LAS ANIMAS — Apogaea, which means “far from Earth,” is a festival celebrating outdoor arts and music in Colorado. This year it was held in Las Animas County near Valdez, from June 9-12, and it brought in around 1,800 participants.

The festival establishes a temporary autonomous zone where radical self-expression, inclusiveness, and self-reliance are practiced. This includes art installations, performance art, DJ-music, live music, camps, and theme camps. Apogaea has a creative grants program that provides financial assistance for artists wanting to create visual art, performances or events, workshops, or art vehicles such as those seen locally at Artocade.

This year’s event was hampered by the stage one fireban enacted by the Las Animas County Commission this past May.

After a close inspection of the area the festival had selected to use, by both Las Animas County fire officials and the festival’s organizers, it was decided that no ember producing fires would be allowed at the festival, given the terrain and limited access to the area.

Parking and traffic, also a concern before the event, proved to be less a concern then first thought.
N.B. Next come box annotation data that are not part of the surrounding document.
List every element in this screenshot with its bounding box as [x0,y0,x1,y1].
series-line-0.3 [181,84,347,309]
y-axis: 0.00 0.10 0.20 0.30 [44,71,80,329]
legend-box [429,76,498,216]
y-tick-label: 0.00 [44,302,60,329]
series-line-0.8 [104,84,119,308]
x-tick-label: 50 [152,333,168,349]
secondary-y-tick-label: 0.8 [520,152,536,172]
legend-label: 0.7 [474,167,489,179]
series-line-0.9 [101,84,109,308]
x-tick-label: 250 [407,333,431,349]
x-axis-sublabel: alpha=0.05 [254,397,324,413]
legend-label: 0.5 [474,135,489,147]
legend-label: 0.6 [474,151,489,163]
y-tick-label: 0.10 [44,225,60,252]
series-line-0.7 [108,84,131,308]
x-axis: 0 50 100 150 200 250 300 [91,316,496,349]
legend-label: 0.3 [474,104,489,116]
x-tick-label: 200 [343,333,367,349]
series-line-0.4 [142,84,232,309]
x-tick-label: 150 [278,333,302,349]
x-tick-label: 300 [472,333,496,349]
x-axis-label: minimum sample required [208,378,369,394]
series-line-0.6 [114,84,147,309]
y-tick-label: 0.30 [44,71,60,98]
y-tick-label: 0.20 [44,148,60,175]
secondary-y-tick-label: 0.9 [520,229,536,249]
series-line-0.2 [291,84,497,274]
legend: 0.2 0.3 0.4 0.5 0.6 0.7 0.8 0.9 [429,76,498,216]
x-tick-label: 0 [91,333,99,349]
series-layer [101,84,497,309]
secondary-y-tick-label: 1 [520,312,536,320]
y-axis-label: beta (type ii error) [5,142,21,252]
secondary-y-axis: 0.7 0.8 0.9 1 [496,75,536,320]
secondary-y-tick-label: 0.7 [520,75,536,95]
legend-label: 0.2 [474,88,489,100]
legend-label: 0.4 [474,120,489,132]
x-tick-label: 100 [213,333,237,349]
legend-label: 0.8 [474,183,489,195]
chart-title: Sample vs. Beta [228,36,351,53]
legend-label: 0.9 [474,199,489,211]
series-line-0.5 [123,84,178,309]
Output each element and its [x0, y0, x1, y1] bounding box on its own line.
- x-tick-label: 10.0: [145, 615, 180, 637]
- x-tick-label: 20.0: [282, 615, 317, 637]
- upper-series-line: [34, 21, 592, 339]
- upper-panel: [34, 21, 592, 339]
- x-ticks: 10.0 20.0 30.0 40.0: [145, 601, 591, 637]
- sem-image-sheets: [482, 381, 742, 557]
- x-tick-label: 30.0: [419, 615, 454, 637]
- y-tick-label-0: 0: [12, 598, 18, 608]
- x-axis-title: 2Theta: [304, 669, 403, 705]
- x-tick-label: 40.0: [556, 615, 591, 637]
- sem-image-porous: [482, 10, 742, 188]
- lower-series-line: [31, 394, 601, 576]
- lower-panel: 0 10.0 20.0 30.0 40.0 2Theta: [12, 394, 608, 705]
Dust mitigation was also of little concern; due to the rains earlier in the month, the ground was still somewhat moist.

Apogaea is an all-ages event, though minors must be accompanied by a parent or legal guardian, and those under 21 are given a different color wristband. Past attendees have organized kid-friendly camping areas with planned activities for children.

First established as a way for the Burners in Colorado who had cut their teeth on the Burning Man held each year in Nevada at Black Rock City, Apogaea had to first pass approval by the Borg. The Borg is a group that is part of the Burning Man and acts as an approval committee to make sure that, in the beginning, Apogaea reflected the main ideas and ideals of Burning Man before sanctioning the event.

According to an article in published in Westword in May of 2015, “Apogaea symbolizes a more expandable system or model for what Burning Man started, which is just basically a huge artists’ community of gifting.” People normally aren’t encouraged to give anything away, but that’s the attitude at these events.

This was the festival’s first year in Las Animas County. Previously, Apogaea took place near Lake George, Colorado. The forested space, known as the Happy Ass Ranch, was the location for Apogaea for six consecutive years from 2005 to 2010. A steady annual increase in attendance presented certain challenges for the festival in terms of size and space limitations. The approximately 1,100 participants in 2010, while successfully accommodated on the site, presented parking and camping challenges for the organizers of the event. Since 2011, Apogaea has taken place on a larger site a few miles south of Bailey, Colorado, until space and logistics problems caused the event to be cancelled for 2015. The organizers then decided to move the event to Las Animas County.

Apogaea is the evolution of that experiment — an effort to push the thing outward and into communities where Burners live during the 51 weeks they’re not on the Playa where Burning Man is staged.

For many, the question is how far the experiment of a sharing community can be pushed while remaining true to the original vision. After 20 years, the notions of radical self-expression within an inclusive and democratic community seem at odds with some of the realities of the default world.